Así, el conflicto bélico de los años cuarenta produjo en Europa relatos y poéticas de la guerra. El lobo estepario, de Herman Hesse retrata la escisión del hombre europeo producto de la guerra. Thomas Mann denuncia el estado de deshumanización de la catástrofe en sus ensayos; Heinrich Boll tanto en sus escritos periodísticos, crónicas, como en su novela ¿Dónde estabas, Adán?, narra el absurdo, la estupidez, la soledad del paisaje y las ideas raciales del conflicto bélico. Carl G. Jung destaca el elemento mítico (el dios Wotan) en los fundamentos del fascismo alemán. Los poemas de Paul Celán, las novelas de Sandor Marai, los diarios de Elías Canetti, A. Gide, R. Musil, relatan existencialmente las consecuencias de la guerra y el totalitarismo de los imperios.
Albert Camus narra en el Primer hombre, novela autobiográfica, episodios de la guerra argelina, los factores belicistas, inmigrantes y raciales franceses que atentaron contra la unidad nacional del pueblo argelino en los años cuarenta del siglo XX. Y en La peste, del mismo Camus, Juan Nuño, descifra la reproducción del fascismo utilizando la noción de cáncer, aún cuando los juicios políticos del filósofo expresan la ideología de un pensamiento reaccionario.
Saul Bellow en Hombre en suspenso, describe el conflicto existencial del protagonista que decide hacer de su experiencia subjetiva un acto de libertad frente a la incertidumbre de la post-guerra.
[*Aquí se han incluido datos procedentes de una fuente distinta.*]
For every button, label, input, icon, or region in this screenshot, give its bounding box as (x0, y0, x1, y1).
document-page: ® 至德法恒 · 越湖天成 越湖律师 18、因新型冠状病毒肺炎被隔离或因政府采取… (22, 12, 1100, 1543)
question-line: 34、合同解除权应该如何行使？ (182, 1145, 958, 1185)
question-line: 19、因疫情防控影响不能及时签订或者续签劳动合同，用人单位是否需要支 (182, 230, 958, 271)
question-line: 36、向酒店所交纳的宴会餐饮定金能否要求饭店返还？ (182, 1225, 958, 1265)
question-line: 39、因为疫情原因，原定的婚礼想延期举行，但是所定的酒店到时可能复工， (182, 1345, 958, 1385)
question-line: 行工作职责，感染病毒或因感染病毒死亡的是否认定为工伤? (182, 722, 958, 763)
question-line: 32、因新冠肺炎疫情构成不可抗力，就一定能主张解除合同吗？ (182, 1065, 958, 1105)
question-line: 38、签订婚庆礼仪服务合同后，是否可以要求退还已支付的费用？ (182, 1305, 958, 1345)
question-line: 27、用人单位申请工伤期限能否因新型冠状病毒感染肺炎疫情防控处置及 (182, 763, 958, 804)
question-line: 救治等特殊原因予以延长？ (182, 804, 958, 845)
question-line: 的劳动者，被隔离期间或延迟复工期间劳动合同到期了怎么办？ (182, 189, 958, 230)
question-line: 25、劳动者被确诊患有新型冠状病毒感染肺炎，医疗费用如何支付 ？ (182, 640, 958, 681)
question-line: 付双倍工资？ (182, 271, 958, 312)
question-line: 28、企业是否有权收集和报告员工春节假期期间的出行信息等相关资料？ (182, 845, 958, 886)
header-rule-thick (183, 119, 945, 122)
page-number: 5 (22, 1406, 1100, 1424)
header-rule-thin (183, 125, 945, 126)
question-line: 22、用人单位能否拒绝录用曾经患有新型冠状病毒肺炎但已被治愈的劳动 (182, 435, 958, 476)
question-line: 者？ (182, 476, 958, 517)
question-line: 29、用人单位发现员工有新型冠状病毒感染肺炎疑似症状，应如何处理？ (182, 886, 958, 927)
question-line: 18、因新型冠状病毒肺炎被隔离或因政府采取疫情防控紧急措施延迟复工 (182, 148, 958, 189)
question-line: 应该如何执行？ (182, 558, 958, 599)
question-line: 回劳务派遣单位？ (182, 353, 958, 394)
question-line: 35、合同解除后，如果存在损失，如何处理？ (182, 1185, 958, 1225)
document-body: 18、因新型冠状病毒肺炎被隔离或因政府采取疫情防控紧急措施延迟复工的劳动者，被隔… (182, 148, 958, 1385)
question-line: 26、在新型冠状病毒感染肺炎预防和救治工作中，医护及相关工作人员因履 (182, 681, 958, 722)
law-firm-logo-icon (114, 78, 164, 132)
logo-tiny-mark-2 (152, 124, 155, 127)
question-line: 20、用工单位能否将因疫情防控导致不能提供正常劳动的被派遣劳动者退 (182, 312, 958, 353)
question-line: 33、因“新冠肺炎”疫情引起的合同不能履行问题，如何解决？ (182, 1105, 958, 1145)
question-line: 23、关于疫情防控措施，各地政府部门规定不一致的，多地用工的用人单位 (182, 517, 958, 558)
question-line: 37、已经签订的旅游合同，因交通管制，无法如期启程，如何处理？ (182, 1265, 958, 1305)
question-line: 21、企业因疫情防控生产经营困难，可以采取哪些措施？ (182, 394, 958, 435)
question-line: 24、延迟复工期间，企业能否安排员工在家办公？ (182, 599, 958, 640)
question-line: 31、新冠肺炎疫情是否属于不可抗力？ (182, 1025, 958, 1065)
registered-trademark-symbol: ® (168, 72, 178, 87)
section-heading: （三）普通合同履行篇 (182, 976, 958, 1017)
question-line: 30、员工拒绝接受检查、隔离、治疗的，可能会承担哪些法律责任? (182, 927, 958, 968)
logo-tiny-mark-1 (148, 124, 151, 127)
En esa suerte de escritura de la guerra, lo que se logra, en la unidad de la experiencia poética, es confiado a un testimonio.
Con la reintegración de la poesía, la humanidad terminaría reclamando, desde dentro, una estética, que no nace inmediatamente del problema de la guerra sino del de la existencia en general, dado que ésta se organiza según experiencia vital, de acuerdo con una comprensión que es percibida y que en definitiva revelaría una originaria adhesión del hombre, correlativa al testimonio, a la evidencia y a la esperanza.